The second problem, the time-sink problem, is the mirror image of the first problem. This project, whether or not it ended up horribly or boring or super great and awesome, just didn't take off. No fault of your own. There's just no mental market for it — something else already cornered it, or your voice in whatever community you're working within just doesn't carry far enough, or whatever. Worst case here — you wrote something and it was a waste of time. Utterly and completely. No one else cared, except for maybe your relatives or significant other, and only then in the sense that they're just happy you're excited. Heavy Dramatic Sigh. And when someone says something like "Oh, s/he obviously has too much time on his/her hands", it plays into the fear of wasting your time.

These two things, at least, are what keep that nagging voice in my head alive and well.


Learning is never a waste of time.

At the very least, you have an shiny new wheel now.

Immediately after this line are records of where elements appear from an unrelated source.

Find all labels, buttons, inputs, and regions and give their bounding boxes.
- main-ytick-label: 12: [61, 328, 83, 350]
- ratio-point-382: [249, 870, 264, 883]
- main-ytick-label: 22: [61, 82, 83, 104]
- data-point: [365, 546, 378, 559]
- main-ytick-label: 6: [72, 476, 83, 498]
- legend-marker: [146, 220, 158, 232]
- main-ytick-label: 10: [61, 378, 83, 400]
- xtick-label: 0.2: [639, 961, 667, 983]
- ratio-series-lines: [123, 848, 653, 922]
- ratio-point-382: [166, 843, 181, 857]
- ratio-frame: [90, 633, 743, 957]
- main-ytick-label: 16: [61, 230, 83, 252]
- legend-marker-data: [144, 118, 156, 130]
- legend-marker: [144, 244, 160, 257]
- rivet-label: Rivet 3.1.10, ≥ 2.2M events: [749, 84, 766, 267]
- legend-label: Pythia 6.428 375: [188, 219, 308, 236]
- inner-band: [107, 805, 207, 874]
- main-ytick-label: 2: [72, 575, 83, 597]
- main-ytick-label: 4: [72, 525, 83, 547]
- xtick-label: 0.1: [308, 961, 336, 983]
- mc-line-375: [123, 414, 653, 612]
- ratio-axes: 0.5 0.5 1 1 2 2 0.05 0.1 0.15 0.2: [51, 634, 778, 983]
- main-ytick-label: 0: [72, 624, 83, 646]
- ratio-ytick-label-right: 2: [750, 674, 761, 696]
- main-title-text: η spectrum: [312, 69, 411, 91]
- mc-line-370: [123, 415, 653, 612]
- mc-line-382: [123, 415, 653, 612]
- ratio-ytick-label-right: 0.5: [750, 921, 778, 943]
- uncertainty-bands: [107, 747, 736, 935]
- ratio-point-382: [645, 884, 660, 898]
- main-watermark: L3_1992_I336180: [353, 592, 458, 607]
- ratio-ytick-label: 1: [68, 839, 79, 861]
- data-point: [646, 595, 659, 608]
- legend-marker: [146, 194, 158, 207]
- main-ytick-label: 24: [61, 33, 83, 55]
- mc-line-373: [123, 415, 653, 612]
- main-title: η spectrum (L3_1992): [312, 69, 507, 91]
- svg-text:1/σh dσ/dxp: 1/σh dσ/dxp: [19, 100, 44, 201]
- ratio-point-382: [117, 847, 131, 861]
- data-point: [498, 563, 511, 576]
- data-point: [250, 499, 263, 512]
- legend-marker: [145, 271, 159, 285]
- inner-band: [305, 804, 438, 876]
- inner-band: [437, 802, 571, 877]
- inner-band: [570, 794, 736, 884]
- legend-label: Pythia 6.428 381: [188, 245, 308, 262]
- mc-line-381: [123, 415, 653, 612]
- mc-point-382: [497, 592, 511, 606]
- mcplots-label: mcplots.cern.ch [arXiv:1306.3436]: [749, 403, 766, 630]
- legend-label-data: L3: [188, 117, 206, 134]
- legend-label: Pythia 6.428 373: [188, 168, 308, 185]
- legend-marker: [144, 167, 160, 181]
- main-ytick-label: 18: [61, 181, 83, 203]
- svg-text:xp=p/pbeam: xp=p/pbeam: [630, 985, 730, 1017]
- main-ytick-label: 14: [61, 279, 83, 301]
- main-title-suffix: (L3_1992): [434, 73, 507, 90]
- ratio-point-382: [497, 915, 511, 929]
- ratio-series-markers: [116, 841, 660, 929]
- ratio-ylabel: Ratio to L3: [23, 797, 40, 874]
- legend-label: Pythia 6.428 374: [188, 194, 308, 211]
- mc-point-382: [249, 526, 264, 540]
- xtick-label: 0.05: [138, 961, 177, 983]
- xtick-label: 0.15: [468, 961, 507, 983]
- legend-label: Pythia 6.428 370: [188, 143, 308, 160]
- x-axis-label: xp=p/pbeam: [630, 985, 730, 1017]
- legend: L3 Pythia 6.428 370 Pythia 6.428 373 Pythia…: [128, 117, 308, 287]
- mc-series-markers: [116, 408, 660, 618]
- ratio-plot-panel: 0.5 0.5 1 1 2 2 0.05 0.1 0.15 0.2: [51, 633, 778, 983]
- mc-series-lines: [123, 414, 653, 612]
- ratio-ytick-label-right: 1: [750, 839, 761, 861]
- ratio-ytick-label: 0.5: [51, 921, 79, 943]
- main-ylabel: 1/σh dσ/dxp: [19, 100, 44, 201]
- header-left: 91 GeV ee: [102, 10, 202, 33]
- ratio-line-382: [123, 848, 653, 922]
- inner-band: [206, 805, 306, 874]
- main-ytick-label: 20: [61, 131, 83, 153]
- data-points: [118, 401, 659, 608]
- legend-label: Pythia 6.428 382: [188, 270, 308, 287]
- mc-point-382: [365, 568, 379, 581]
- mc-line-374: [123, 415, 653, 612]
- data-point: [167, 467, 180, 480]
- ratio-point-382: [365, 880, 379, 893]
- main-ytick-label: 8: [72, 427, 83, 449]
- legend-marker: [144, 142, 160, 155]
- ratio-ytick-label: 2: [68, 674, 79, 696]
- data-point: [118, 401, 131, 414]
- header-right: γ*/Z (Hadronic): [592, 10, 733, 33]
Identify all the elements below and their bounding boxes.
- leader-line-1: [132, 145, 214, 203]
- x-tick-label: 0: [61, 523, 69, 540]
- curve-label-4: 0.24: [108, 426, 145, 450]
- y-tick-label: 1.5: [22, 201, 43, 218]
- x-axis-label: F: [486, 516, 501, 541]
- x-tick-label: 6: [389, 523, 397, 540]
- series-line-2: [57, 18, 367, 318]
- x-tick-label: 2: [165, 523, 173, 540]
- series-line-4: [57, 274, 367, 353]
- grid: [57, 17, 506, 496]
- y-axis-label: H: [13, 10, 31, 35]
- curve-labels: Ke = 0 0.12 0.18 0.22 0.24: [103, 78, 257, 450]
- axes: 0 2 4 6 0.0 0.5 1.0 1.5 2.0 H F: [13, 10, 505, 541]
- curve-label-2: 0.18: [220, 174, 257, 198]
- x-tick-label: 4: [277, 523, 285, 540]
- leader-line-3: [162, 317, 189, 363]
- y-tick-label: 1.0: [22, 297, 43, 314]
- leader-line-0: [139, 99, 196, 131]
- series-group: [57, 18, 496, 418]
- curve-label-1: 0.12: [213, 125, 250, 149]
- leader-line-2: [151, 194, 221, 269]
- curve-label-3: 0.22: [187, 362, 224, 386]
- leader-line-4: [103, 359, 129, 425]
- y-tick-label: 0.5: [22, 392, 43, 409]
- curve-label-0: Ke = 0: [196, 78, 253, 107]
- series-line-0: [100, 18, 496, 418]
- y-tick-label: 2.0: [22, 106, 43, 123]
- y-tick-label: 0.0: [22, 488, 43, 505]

And it's good that that voice is there — it's there to keep me from getting too sidetracked when I should be doing something else. It's there to be acknowledged, if not necessarily always heeded -- that you can hear that voice at all means that you're probably in the clear. It's insistent because it's providing a useful service to your well-being — it's not there to be rigidly obeyed.

When it comes down to it, even if what you wrote wasn't noteworthy at all, it's furthering your education! It's how you breed domain knowledge. It's — well, at the very least, it's a cheap dopamine rush for the first twenty minutes you start working on it.

For a quick case study, this last spring I wrote a framework for intercepting SSH commands called "Nappingcat", that more or less didn't really go anywhere, and for good reason: the competition was already really stiff. Gitosis is the go-to choice, and if you're not down with Gitosis, Gitolite is an equally valid course of action. But I didn't stop writing Nappingcat, and from that experience I learned how Paramiko works, how the URL patterns in Django work, and it was my first sophomore attempt at putting together a tiny framework. Totally worth the time. I even got to release a client side script called Thundercat! I mean, total bonus points there, at least from my perspective.

I wholeheartedly thought that nothing would really come from this. But low and behold, Django Dash rolls around and I end up working with the fabulously talented Cody Soyland on Repocracy — a project that was totally up my alley, as it involved speaking to git and hg over SSH. It even ended up using another project I totally wrote off, Django-Bluebird, as it's auth system. And I think that, because I had prior experience with these things, the project ended up going way smoother than it would've otherwise.

But that's just it — you don't know that you'll use what you learn from scratching some itch. You cannot begin to predict where and from what direction that knowledge will be leveraged. The important thing is that it's there, and the more you go off on these tangents in your free time — the more you get excited about writing code, whether or not it's been done before — the more domain experience you'll have.

I'm going to stretch for a parting simile: It's like being a beaver. You have to chew wood constantly, even if you're not particularly interested in building a dam — otherwise you get long in the tooth.